Voilà dix ans, en 2012, que l’on portait en terre Michel Polac à Cabrerolles dans l’Hérault. L’Œil du témoin, un site dédié au cinéma français, sort à l’occasion un documentaire sur le célèbre journaliste de “Droit de réponse”, la grande émission du samedi soir dans les années 80. Et un de ses films : “La Sourde Oreille” avec Charles Denner.



La Comédie du Livre pourrait se souvenir de cet anniversaire car Polac était un homme de médias mais aussi un écrivain. De ceux qui ont toujours cherché à faire l’éloge, à l’image d’un Pierre Dumayet, et donc à populariser la lecture. Soit au micro soit à l’écran (même petit de taille). 

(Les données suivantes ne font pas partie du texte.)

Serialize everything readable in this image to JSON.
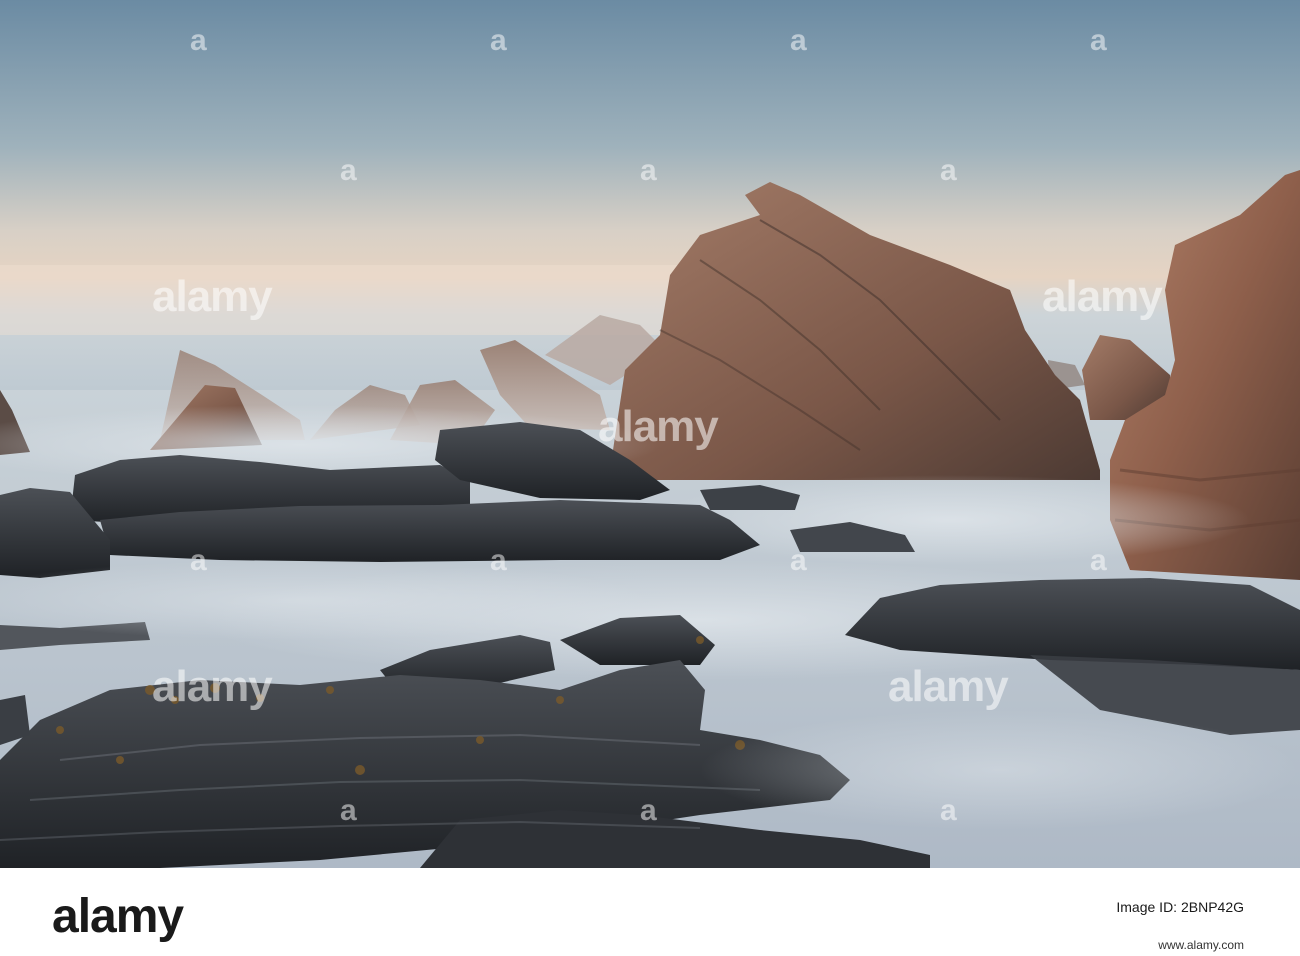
{
  "photo": {
    "subject": "rocky coastline",
    "colors": {
      "sky_top": "#6f8fa6",
      "sky_mid": "#b7c3c6",
      "horizon": "#e9d6c4",
      "sea_mist": "#c7d3dc",
      "rock_dark": "#2c2f33",
      "rock_warm": "#9c6b55"
    }
  },
  "watermark": {
    "text": "alamy"
  },
  "footer": {
    "logo": "alamy",
    "image_id_label": "Image ID: 2BNP42G",
    "image_id": "2BNP42G",
    "site": "www.alamy.com"
  }
}
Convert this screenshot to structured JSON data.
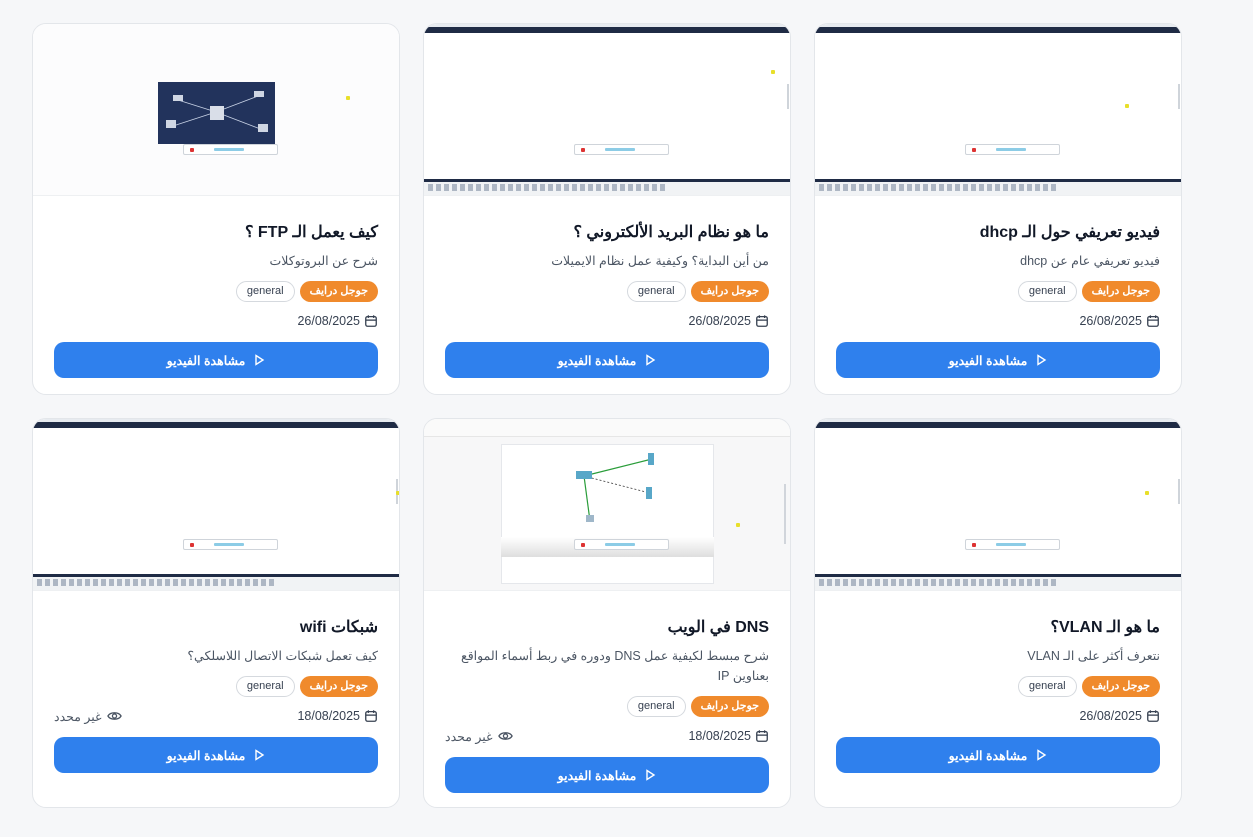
{
  "watch_label": "مشاهدة الفيديو",
  "unknown_views_label": "غير محدد",
  "cards": [
    {
      "title": "فيديو تعريفي حول الـ dhcp",
      "description": "فيديو تعريفي عام عن dhcp",
      "tag_primary": "جوجل درايف",
      "tag_secondary": "general",
      "date": "26/08/2025"
    },
    {
      "title": "ما هو نظام البريد الألكتروني ؟",
      "description": "من أين البداية؟ وكيفية عمل نظام الايميلات",
      "tag_primary": "جوجل درايف",
      "tag_secondary": "general",
      "date": "26/08/2025"
    },
    {
      "title": "كيف يعمل الـ FTP ؟",
      "description": "شرح عن البروتوكلات",
      "tag_primary": "جوجل درايف",
      "tag_secondary": "general",
      "date": "26/08/2025"
    },
    {
      "title": "ما هو الـ VLAN؟",
      "description": "نتعرف أكثر على الـ VLAN",
      "tag_primary": "جوجل درايف",
      "tag_secondary": "general",
      "date": "26/08/2025"
    },
    {
      "title": "DNS في الويب",
      "description": "شرح مبسط لكيفية عمل DNS ودوره في ربط أسماء المواقع بعناوين IP",
      "tag_primary": "جوجل درايف",
      "tag_secondary": "general",
      "date": "18/08/2025",
      "views": "غير محدد"
    },
    {
      "title": "شبكات wifi",
      "description": "كيف تعمل شبكات الاتصال اللاسلكي؟",
      "tag_primary": "جوجل درايف",
      "tag_secondary": "general",
      "date": "18/08/2025",
      "views": "غير محدد"
    }
  ],
  "colors": {
    "primary_button": "#2f80ed",
    "tag_orange": "#f08a2c",
    "card_border": "#e3e6ea",
    "page_background": "#f6f7f9"
  },
  "icons": {
    "date": "calendar-icon",
    "views": "eye-icon",
    "play": "play-icon"
  }
}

Porter en terre : l’expression trouvait là tout son sens. Le corps de Michel Polac avait été mis en terre selon sa volonté, dépourvu de cercueil dans le petit cimetière de son ultime domicile connu, Cabrerolles non loin de Bédarieux. J’y étais, aux côtés de l’urgentiste Patrick Pelloux fort remonté et en colère. Pelloux représentait alors la rédaction de “Charlie Hebdo”. Hebdo au sein duquel Polac tenait un temps une chronique littéraire. Personne n’avait daigné se déplacer en ce mois d’août 2012. Ni Laurent Ruquier en tête avec lequel Michel Polac avait travaillé, composant un binôme avec un certain… Éric Zemmour dans l’émission “On n’est pas couché” de 2006 à 2007. Et laissant sa place ensuite pour raison de santé à Éric Naulleau. Ingrat pour celui qui avait provoqué une véritable fièvre du samedi soir avec “Droit de Réponse”, foire d’empoigne hebdomadaire où s’exprimait une liberté inimaginable aujourd’hui, la bande à “Charlie Hebdo” ou “Hara-Kiri” y ayant table ouverte. Le tout sous un épais nuage de fumée. L’émission pourtant culte ne survivra pas à la privatisation de TF1 par l’industriel Bouygues aux gros moyens mais à l’humour passablement limité. Le journaliste montpelliérain Frank Tenaille a retracé l’ensemble de cette histoire en compagnie du principal intéressé dans un livre passionnant : “Polac, droit de se taire”. 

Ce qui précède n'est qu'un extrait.